Peu importe, car l’essentiel n’est sans doute pas dans l’intrigue. Sous ses dehors de récit fantastique et de roman noir, Mademoiselle B. développe aussi (surtout ?) le thème de la création littéraire, et le travail de l’écrivain Maurice Pons est au coeur de l’ouvrage. Cette mise en abyme est probablement l’un des aspects les plus réussis du roman. Maurice Pons écrivain, Maurice Pons enquêteur, Maurice Pons personnage principal d’un drame campagnard… L’ambiguité demeure, et on ne sait plus très bien si l’histoire de Mademoiselle B. a été réellement vécue, ou simplement imaginée par le romancier en mal d’inspiration.
L’ambiance provinciale et campagnarde m’a par moments rappelé celle des films de Claude Chabrol (en moins bourgeois) : les villageois cancanent, les forces de l’ordre ramassent des cadavres, et les rumeurs vont bon train. N’oublions pas que le roman se déroule dans les années 70, à une époque sans internet ni téléphone portable : autre temps, autres moeurs !

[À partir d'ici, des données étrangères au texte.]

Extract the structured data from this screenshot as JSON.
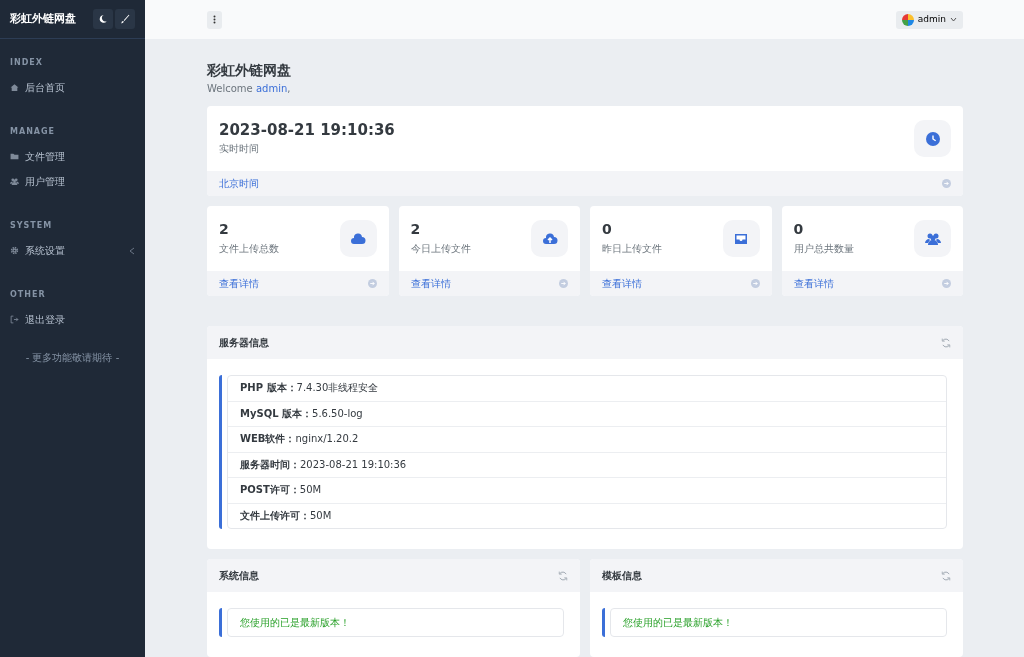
{
  "sidebar": {
    "brand": "彩虹外链网盘",
    "sections": [
      {
        "heading": "INDEX",
        "items": [
          {
            "label": "后台首页",
            "expandable": false
          }
        ]
      },
      {
        "heading": "MANAGE",
        "items": [
          {
            "label": "文件管理",
            "expandable": false
          },
          {
            "label": "用户管理",
            "expandable": false
          }
        ]
      },
      {
        "heading": "SYSTEM",
        "items": [
          {
            "label": "系统设置",
            "expandable": true
          }
        ]
      },
      {
        "heading": "OTHER",
        "items": [
          {
            "label": "退出登录",
            "expandable": false
          }
        ]
      }
    ],
    "footer": "- 更多功能敬请期待 -"
  },
  "header": {
    "user": "admin"
  },
  "page": {
    "title": "彩虹外链网盘",
    "welcome": "Welcome",
    "user": "admin",
    "comma": ","
  },
  "clock": {
    "value": "2023-08-21 19:10:36",
    "label": "实时时间",
    "link": "北京时间"
  },
  "stats": [
    {
      "value": "2",
      "label": "文件上传总数",
      "link": "查看详情"
    },
    {
      "value": "2",
      "label": "今日上传文件",
      "link": "查看详情"
    },
    {
      "value": "0",
      "label": "昨日上传文件",
      "link": "查看详情"
    },
    {
      "value": "0",
      "label": "用户总共数量",
      "link": "查看详情"
    }
  ],
  "server": {
    "title": "服务器信息",
    "rows": [
      {
        "key": "PHP 版本：",
        "value": "7.4.30非线程安全"
      },
      {
        "key": "MySQL 版本：",
        "value": "5.6.50-log"
      },
      {
        "key": "WEB软件：",
        "value": "nginx/1.20.2"
      },
      {
        "key": "服务器时间：",
        "value": "2023-08-21 19:10:36"
      },
      {
        "key": "POST许可：",
        "value": "50M"
      },
      {
        "key": "文件上传许可：",
        "value": "50M"
      }
    ]
  },
  "panels": [
    {
      "title": "系统信息",
      "message": "您使用的已是最新版本！"
    },
    {
      "title": "模板信息",
      "message": "您使用的已是最新版本！"
    }
  ]
}
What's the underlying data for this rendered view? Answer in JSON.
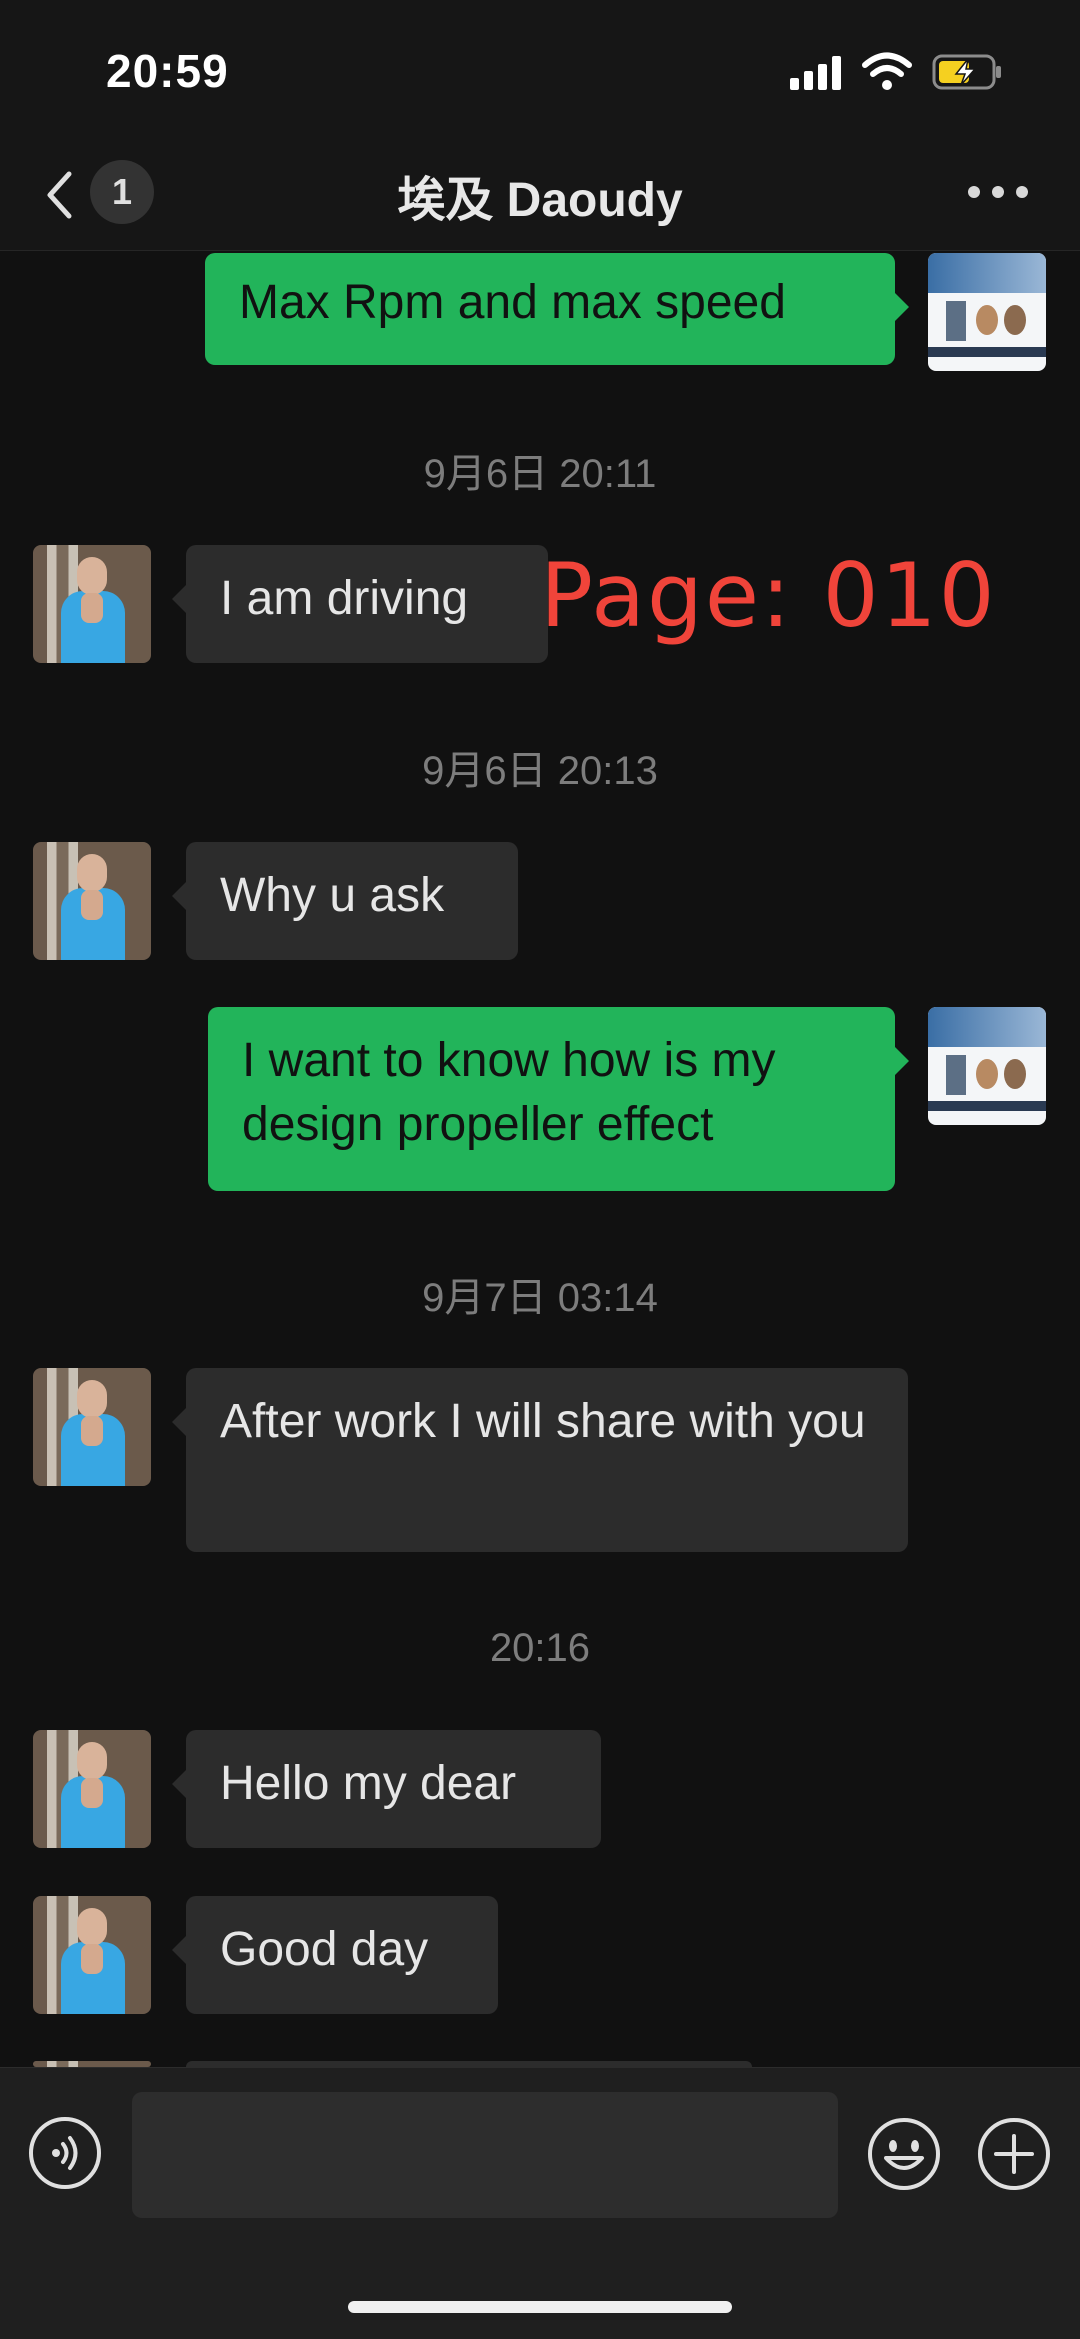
{
  "status_bar": {
    "time": "20:59"
  },
  "header": {
    "unread_count": "1",
    "title": "埃及 Daoudy"
  },
  "watermark": "Page: 010",
  "messages": [
    {
      "side": "out",
      "text": "Max Rpm and max speed"
    },
    {
      "type": "timestamp",
      "text": "9月6日 20:11"
    },
    {
      "side": "in",
      "text": "I am driving"
    },
    {
      "type": "timestamp",
      "text": "9月6日 20:13"
    },
    {
      "side": "in",
      "text": "Why u ask"
    },
    {
      "side": "out",
      "text": "I want to know how is my design propeller effect"
    },
    {
      "type": "timestamp",
      "text": "9月7日 03:14"
    },
    {
      "side": "in",
      "text": "After work I will share with you"
    },
    {
      "type": "timestamp",
      "text": "20:16"
    },
    {
      "side": "in",
      "text": "Hello my dear"
    },
    {
      "side": "in",
      "text": "Good day"
    }
  ],
  "input_bar": {
    "message_value": "",
    "icons": [
      "voice-icon",
      "emoji-icon",
      "plus-icon"
    ]
  }
}
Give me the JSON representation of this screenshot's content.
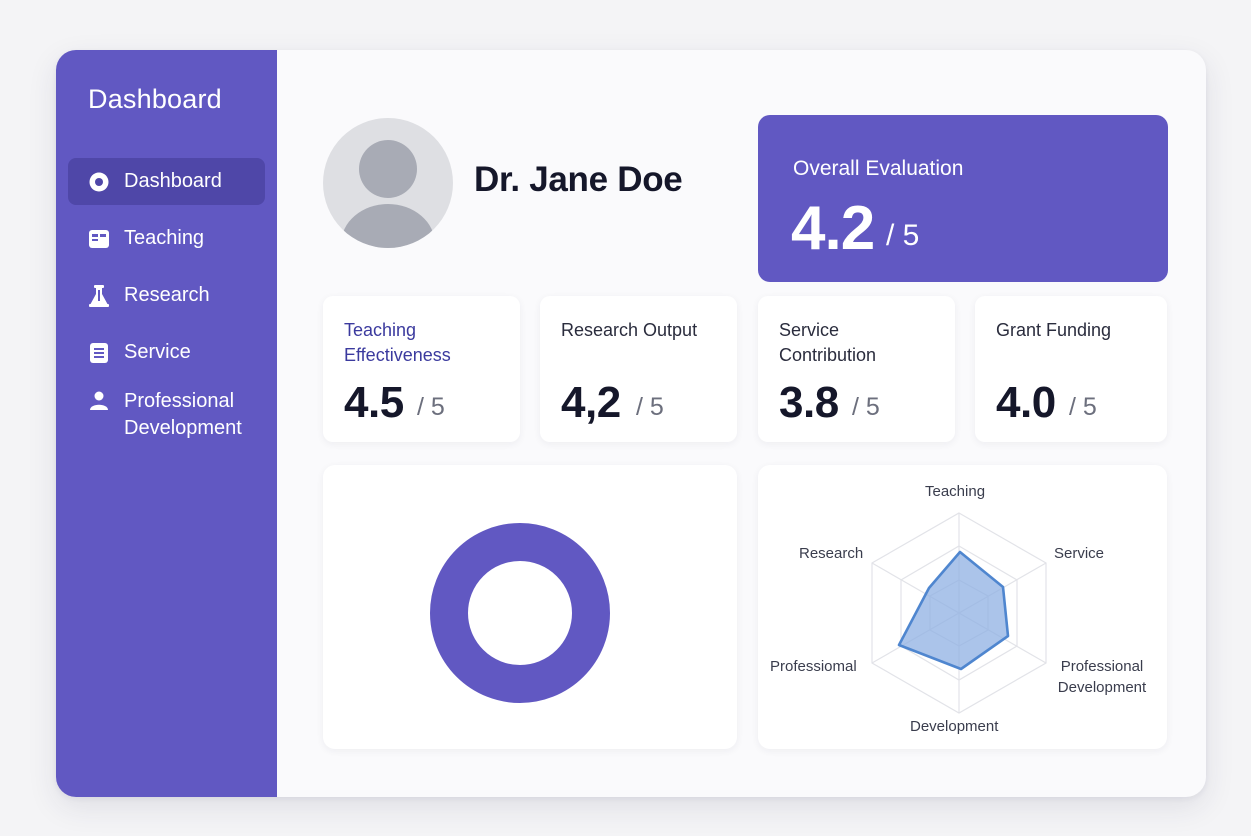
{
  "sidebar": {
    "title": "Dashboard",
    "items": [
      {
        "label": "Dashboard",
        "icon": "dashboard-circle-icon",
        "active": true
      },
      {
        "label": "Teaching",
        "icon": "calendar-card-icon",
        "active": false
      },
      {
        "label": "Research",
        "icon": "flask-icon",
        "active": false
      },
      {
        "label": "Service",
        "icon": "document-icon",
        "active": false
      },
      {
        "label": "Professional Development",
        "icon": "user-icon",
        "active": false
      }
    ]
  },
  "profile": {
    "name": "Dr. Jane Doe"
  },
  "overall": {
    "label": "Overall Evaluation",
    "value": "4.2",
    "denominator": "/ 5"
  },
  "kpis": [
    {
      "label": "Teaching Effectiveness",
      "value": "4.5",
      "denominator": "/ 5"
    },
    {
      "label": "Research Output",
      "value": "4,2",
      "denominator": "/ 5"
    },
    {
      "label": "Service Contribution",
      "value": "3.8",
      "denominator": "/ 5"
    },
    {
      "label": "Grant Funding",
      "value": "4.0",
      "denominator": "/ 5"
    }
  ],
  "radar": {
    "labels": [
      "Teaching",
      "Service",
      "Professional Development",
      "Development",
      "Professiomal",
      "Research"
    ]
  },
  "colors": {
    "accent": "#6158c2",
    "accent_dark": "#4f47a8",
    "radar_fill": "#8fb0e3",
    "radar_stroke": "#4f86cf"
  }
}
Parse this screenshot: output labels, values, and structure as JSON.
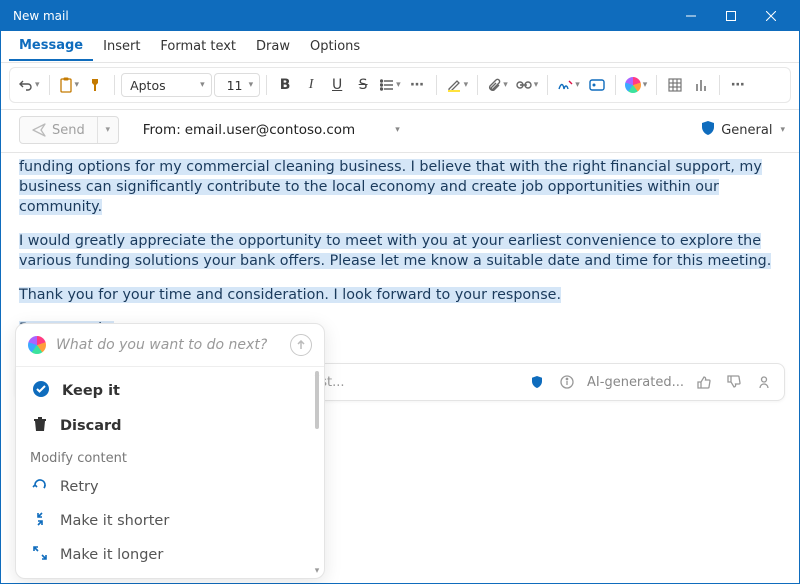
{
  "window": {
    "title": "New mail"
  },
  "tabs": [
    "Message",
    "Insert",
    "Format text",
    "Draw",
    "Options"
  ],
  "active_tab": 0,
  "toolbar": {
    "font_name": "Aptos",
    "font_size": "11"
  },
  "header": {
    "send_label": "Send",
    "from_label": "From:",
    "from_value": "email.user@contoso.com",
    "sensitivity_label": "General"
  },
  "body": {
    "p1": "funding options for my commercial cleaning business. I believe that with the right financial support, my business can significantly contribute to the local economy and create job opportunities within our community.",
    "p2": "I would greatly appreciate the opportunity to meet with you at your earliest convenience to explore the various funding solutions your bank offers. Please let me know a suitable date and time for this meeting.",
    "p3": "Thank you for your time and consideration. I look forward to your response.",
    "signoff": "Best regards,"
  },
  "prompt_bar": {
    "placeholder": "Write an email to a bank manager request...",
    "status": "AI-generated..."
  },
  "copilot_panel": {
    "prompt": "What do you want to do next?",
    "keep": "Keep it",
    "discard": "Discard",
    "modify_label": "Modify content",
    "retry": "Retry",
    "shorter": "Make it shorter",
    "longer": "Make it longer"
  }
}
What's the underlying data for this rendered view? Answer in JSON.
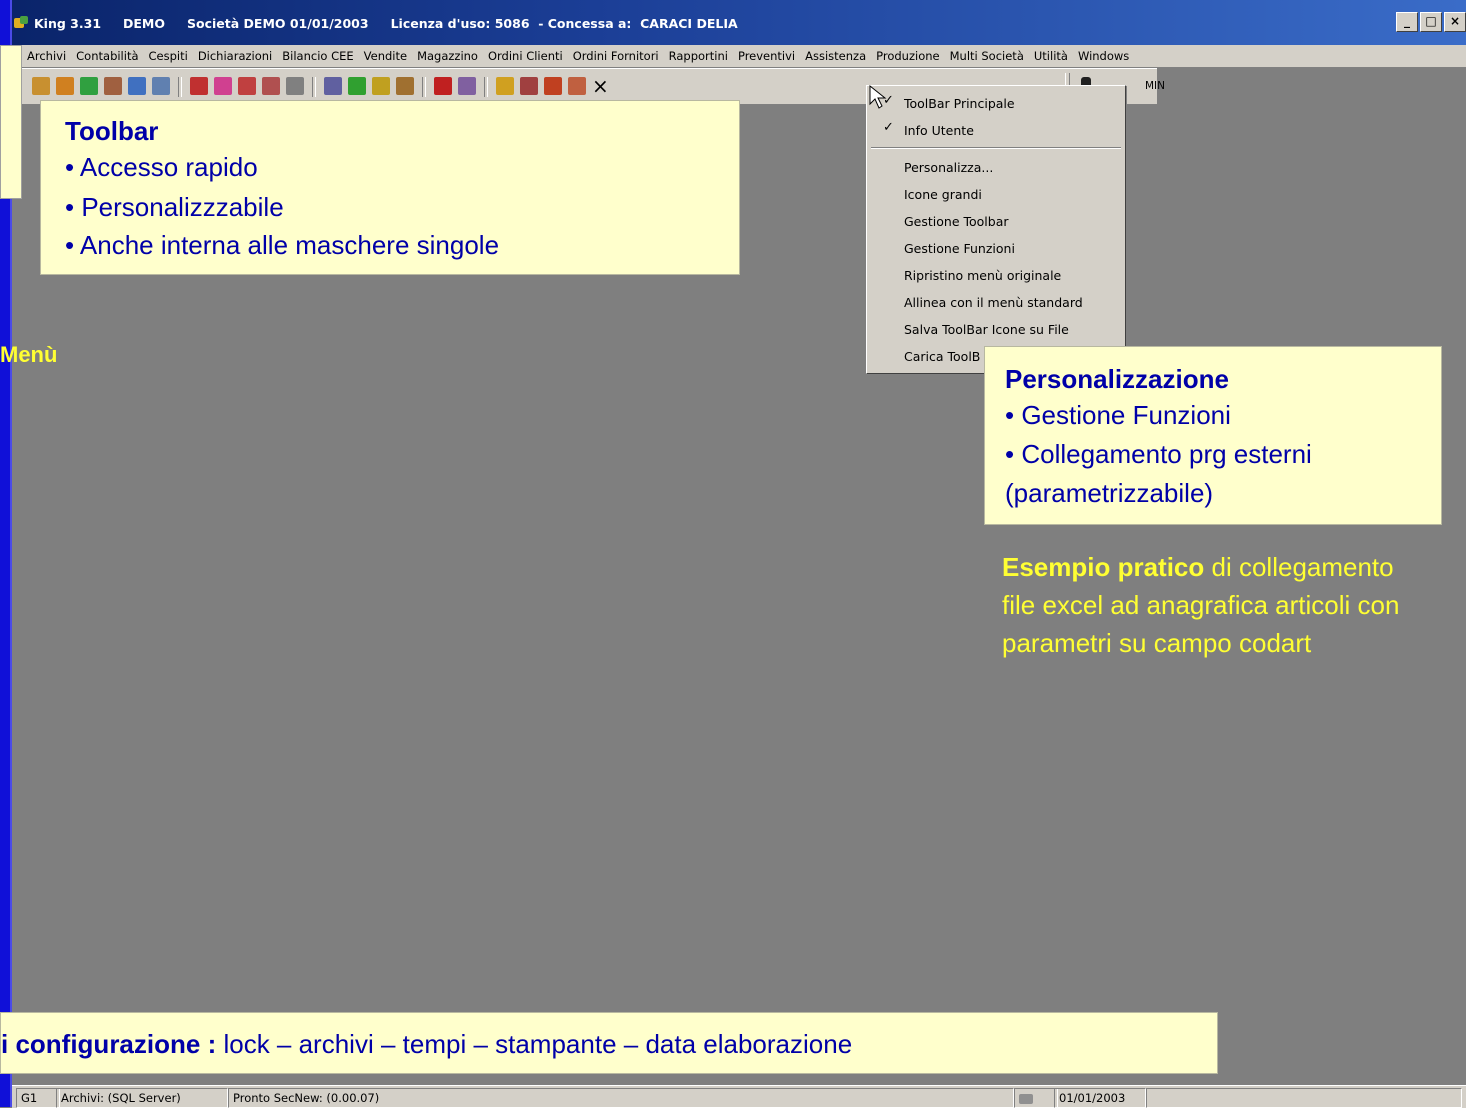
{
  "window": {
    "title_segments": [
      "King 3.31",
      "DEMO",
      "Società DEMO 01/01/2003",
      "Licenza d'uso: 5086  - Concessa a:  CARACI DELIA"
    ],
    "buttons": [
      "_",
      "□",
      "×"
    ]
  },
  "menubar": {
    "items": [
      "Archivi",
      "Contabilità",
      "Cespiti",
      "Dichiarazioni",
      "Bilancio CEE",
      "Vendite",
      "Magazzino",
      "Ordini Clienti",
      "Ordini Fornitori",
      "Rapportini",
      "Preventivi",
      "Assistenza",
      "Produzione",
      "Multi Società",
      "Utilità",
      "Windows"
    ]
  },
  "toolbar": {
    "icons": [
      {
        "name": "book-icon",
        "color": "#c89030"
      },
      {
        "name": "user-icon",
        "color": "#d08020"
      },
      {
        "name": "user-green-icon",
        "color": "#30a040"
      },
      {
        "name": "phone-icon",
        "color": "#a06040"
      },
      {
        "name": "pen-icon",
        "color": "#4070c0"
      },
      {
        "name": "calendar-icon",
        "color": "#6080b0"
      },
      {
        "name": "doc-red-icon",
        "color": "#c03030"
      },
      {
        "name": "doc-pink-icon",
        "color": "#d04090"
      },
      {
        "name": "doc-r-icon",
        "color": "#c04040"
      },
      {
        "name": "doc-f-icon",
        "color": "#b05050"
      },
      {
        "name": "doc-copy-icon",
        "color": "#808080"
      },
      {
        "name": "report-icon",
        "color": "#6060a0"
      },
      {
        "name": "chart-icon",
        "color": "#30a030"
      },
      {
        "name": "truck-icon",
        "color": "#c0a020"
      },
      {
        "name": "clipboard-icon",
        "color": "#a07030"
      },
      {
        "name": "book-red-icon",
        "color": "#c02020"
      },
      {
        "name": "tools-icon",
        "color": "#8060a0"
      },
      {
        "name": "help-icon",
        "color": "#d0a020"
      },
      {
        "name": "people-icon",
        "color": "#a04040"
      },
      {
        "name": "fb-icon",
        "color": "#c04020"
      },
      {
        "name": "globe-icon",
        "color": "#c06040"
      }
    ],
    "close_glyph": "×",
    "user_label": "MIN"
  },
  "toolbar_callout": {
    "title": "Toolbar",
    "bullets": [
      "• Accesso rapido",
      "• Personalizzzabile",
      "• Anche interna alle maschere singole"
    ]
  },
  "menu_label": "Menù",
  "context_menu": {
    "items": [
      "ToolBar Principale",
      "Info Utente",
      "Personalizza...",
      "Icone grandi",
      "Gestione Toolbar",
      "Gestione Funzioni",
      "Ripristino menù originale",
      "Allinea con il menù standard",
      "Salva ToolBar Icone su File",
      "Carica ToolB"
    ],
    "check": "✓"
  },
  "personalizzazione_callout": {
    "title": "Personalizzazione",
    "bullets": [
      "• Gestione Funzioni",
      "• Collegamento prg esterni",
      "(parametrizzabile)"
    ]
  },
  "example": {
    "strong": "Esempio pratico",
    "rest": " di collegamento file excel ad anagrafica articoli con parametri su campo codart"
  },
  "config": {
    "strong": "i configurazione :",
    "rest": " lock – archivi – tempi – stampante – data elaborazione"
  },
  "statusbar": {
    "panes": [
      "G1",
      "Archivi: (SQL Server)",
      "Pronto SecNew: (0.00.07)",
      "01/01/2003"
    ]
  },
  "colors": {
    "slide_blue": "#1010d8",
    "callout_bg": "#ffffcc",
    "callout_text": "#0000a8",
    "highlight_yellow": "#ffff33",
    "desktop_gray": "#7f7f7f"
  }
}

Une dernière remarque concernant l’édition : pourquoi insister autant sur la préface rédigée par Hippolyte Girardot ?? OK, il a écrit quatre pages… La belle affaire ! Je ne vois personnellement pas l’intérêt de le signaler lourdement sur la première ET la quatrième page de couverture.
Un roman inclassable, au style incomparable. A découvrir.
Merci aux éditions Denoël pour cette jolie découverte.
J'avais lu Maurice Pons avec un petit bouquin qui mêle peintre et auteur de l'éditeur Invenit et j'avais aimé le style.
Pas déçue, ici, sur ce récit un peu fantastique et cocasse.
Un véritable dépaysement dans le temps que cette lecture.
Jamais entendu parler de cet auteur mais à te lire, je me dis qu'il a tout pour me plaire.